A few months after the trial Alice began to get her life back on track, but then another devistating event happened in her life. Alices best friend, Lila, was raped. After Lilas rape Alice went into a total meltdown mode and was not able to recover from it for many years.

Lucky is an excellent book. The way Alice Sebold wrote about her rape made you feel like you knew exactly what she was feeling. It is a very grousome book and will make you think about what is going on until the late hours of the night. Lucky is a book that really keeps you interested and wanting to read more. I recommend this book to anyone who likes suspense, and doesn't mind a very detailed, grousome book. It is a must read book!

Rating: 5 stars
Summary: So Lucky
Review:
There are several books out there at the moment that tell the truth without sensationalising what really happens during any time of abuse to a child/teen.
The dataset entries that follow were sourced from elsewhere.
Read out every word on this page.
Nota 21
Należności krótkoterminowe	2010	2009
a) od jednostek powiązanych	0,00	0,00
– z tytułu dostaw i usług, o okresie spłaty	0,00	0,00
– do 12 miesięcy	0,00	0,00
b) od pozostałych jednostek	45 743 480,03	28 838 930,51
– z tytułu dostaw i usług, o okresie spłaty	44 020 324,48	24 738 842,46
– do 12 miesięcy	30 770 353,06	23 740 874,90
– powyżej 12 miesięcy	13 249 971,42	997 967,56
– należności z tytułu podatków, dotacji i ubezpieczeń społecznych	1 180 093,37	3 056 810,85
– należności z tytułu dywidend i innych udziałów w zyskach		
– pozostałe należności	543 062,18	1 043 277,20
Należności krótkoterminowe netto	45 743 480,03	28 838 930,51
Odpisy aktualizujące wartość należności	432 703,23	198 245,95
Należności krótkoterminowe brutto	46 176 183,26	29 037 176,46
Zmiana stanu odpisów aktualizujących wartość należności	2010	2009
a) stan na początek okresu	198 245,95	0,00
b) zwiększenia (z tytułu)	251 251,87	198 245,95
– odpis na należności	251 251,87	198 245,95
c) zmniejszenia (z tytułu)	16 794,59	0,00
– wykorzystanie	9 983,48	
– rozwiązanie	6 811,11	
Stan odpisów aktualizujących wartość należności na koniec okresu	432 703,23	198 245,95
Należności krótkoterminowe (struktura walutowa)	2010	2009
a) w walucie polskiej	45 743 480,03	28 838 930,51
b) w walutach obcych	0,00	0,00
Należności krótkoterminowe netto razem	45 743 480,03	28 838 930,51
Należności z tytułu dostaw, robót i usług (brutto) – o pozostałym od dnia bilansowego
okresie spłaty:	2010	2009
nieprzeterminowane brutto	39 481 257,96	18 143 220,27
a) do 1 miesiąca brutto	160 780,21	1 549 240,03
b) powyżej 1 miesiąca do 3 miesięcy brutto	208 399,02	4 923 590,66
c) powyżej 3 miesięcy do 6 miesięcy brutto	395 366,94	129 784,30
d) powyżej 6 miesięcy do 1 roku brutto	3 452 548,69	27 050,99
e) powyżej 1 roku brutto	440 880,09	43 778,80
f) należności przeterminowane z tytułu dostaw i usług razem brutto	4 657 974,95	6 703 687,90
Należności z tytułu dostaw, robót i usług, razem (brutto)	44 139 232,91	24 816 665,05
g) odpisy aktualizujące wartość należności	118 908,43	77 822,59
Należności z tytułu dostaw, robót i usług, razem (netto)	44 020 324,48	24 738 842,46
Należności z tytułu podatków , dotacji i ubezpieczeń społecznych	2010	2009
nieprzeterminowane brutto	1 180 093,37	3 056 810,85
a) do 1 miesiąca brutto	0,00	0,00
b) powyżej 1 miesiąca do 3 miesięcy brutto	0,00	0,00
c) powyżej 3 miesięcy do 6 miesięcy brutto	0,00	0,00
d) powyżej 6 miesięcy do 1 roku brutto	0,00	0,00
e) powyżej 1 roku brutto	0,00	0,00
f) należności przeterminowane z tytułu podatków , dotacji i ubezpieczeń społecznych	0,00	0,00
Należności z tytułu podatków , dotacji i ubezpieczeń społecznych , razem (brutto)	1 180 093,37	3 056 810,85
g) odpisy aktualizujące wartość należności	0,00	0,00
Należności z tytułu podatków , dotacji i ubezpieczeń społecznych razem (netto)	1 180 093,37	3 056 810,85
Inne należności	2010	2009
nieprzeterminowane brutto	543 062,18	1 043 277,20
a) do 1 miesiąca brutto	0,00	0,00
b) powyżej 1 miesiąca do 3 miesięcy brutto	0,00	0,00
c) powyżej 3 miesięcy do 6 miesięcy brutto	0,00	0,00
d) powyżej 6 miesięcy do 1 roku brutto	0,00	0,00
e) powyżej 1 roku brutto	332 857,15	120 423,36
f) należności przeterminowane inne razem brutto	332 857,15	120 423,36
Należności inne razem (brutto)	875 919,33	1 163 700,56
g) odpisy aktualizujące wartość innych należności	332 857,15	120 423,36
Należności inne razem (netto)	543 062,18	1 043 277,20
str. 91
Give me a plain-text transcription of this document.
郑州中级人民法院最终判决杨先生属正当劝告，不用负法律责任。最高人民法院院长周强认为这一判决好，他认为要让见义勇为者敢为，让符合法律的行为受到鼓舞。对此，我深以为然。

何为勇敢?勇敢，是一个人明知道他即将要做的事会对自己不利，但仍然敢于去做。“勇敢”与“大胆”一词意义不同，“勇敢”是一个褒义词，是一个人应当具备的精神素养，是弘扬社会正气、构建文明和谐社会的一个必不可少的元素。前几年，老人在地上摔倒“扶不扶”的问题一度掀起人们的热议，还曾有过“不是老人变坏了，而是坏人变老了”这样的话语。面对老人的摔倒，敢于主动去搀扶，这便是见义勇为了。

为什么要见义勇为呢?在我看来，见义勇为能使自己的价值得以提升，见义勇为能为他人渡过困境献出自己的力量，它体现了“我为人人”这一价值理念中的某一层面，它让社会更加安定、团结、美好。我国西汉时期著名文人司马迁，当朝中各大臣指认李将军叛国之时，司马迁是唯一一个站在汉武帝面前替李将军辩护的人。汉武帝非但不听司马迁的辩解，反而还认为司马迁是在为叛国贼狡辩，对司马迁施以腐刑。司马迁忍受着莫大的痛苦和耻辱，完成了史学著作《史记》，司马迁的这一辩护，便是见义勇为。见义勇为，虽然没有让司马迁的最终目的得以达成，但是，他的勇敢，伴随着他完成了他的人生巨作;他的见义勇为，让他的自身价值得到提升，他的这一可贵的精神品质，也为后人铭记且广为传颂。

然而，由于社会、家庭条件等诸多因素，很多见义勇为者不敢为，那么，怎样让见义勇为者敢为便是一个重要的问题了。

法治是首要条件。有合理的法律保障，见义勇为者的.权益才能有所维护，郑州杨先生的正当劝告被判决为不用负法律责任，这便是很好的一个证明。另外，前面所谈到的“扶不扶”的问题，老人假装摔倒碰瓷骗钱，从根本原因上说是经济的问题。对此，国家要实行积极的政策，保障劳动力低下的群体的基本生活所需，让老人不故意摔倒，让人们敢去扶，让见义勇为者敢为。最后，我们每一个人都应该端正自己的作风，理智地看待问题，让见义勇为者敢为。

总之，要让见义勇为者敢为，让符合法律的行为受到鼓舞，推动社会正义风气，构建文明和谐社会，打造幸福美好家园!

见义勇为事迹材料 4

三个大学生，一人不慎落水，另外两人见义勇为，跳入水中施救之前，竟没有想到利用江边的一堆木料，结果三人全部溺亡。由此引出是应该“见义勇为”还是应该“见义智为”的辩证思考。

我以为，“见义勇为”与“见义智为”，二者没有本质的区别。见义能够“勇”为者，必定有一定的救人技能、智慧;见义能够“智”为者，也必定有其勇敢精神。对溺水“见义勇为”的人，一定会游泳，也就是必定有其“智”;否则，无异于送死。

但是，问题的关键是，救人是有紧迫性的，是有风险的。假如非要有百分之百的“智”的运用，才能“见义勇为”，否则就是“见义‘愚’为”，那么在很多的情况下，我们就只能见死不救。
Rape is a form of abuse, no less than child abuse,incest,or molestation. This book, LUCKY, and then NIGHMARES ECHO and A CHILD CALLED IT. If you have a chance to read the three books you will come away with the understanding of the mind of the victim and the difficulty in overcoming what is put upon thier shoulders. More than that, you realize just how fragile a childs life is and yet they have more courage and determination to survive than many of the people I know that have never dealt with a terrible past. I belive this book stands out, it is extrememly well done without going overboard. The emotions are strong. Extremely good book.

Rating: 4 stars
Summary: Very moving
Review: I read Lucky for my senoir english class and really enjoyed it. It is brutal and honest, and would help any reader better understand rape and what happens to a person who experiences such a horrible thing. It is very well written and riveting

Rating: 4 stars
Summary: "Lucky", By Alice Sebold
Review: After reading ,"The Lovely Bones", I felt i understood Alice Sebold's style of writing. However, she managed to amaze me once again with her memoir,"Lucky". The idea of being raped is inconceivable to me, but her vivd detail and precise recollections of her horrible experience, allows the reader to at least begin to understand what she must have gone through. I never put the book down. The book Started off with chilling accounts of the night her rape happened, and continued intriguing the reader. The events in the book held my attention at all times. I also admire Alice Sebold for her courage and ability to share her rape experience with the world. In the book, she remained so incredibly strong, even at times where she could have easily just given up her struggle to find and send her rapist to prison. Her family in the memoir was very paculiar. Alice seemed to always be the care-giver for them, even though she was the one who needed to be taken care of after her rape. While I know her parents cared about what happened to her, they seem to still be wrapped up in their own world, and their own agendas. I particularly loved Alice's cut-to-the-chase attitude, and her hatred for being pitied. She wanted to be treated as a normal human being, not as a lost cause, just because she had been raped. I also admired her ability to carry on and try new relationships with other men, even after her rape. I give this book four stars ,and recommend this book to everyone , since everyone can learn from Sebold's experience, and can sympathize to what she must have been feeling at the time. If you liked "The Lovely Bones", you'll love "Lucky".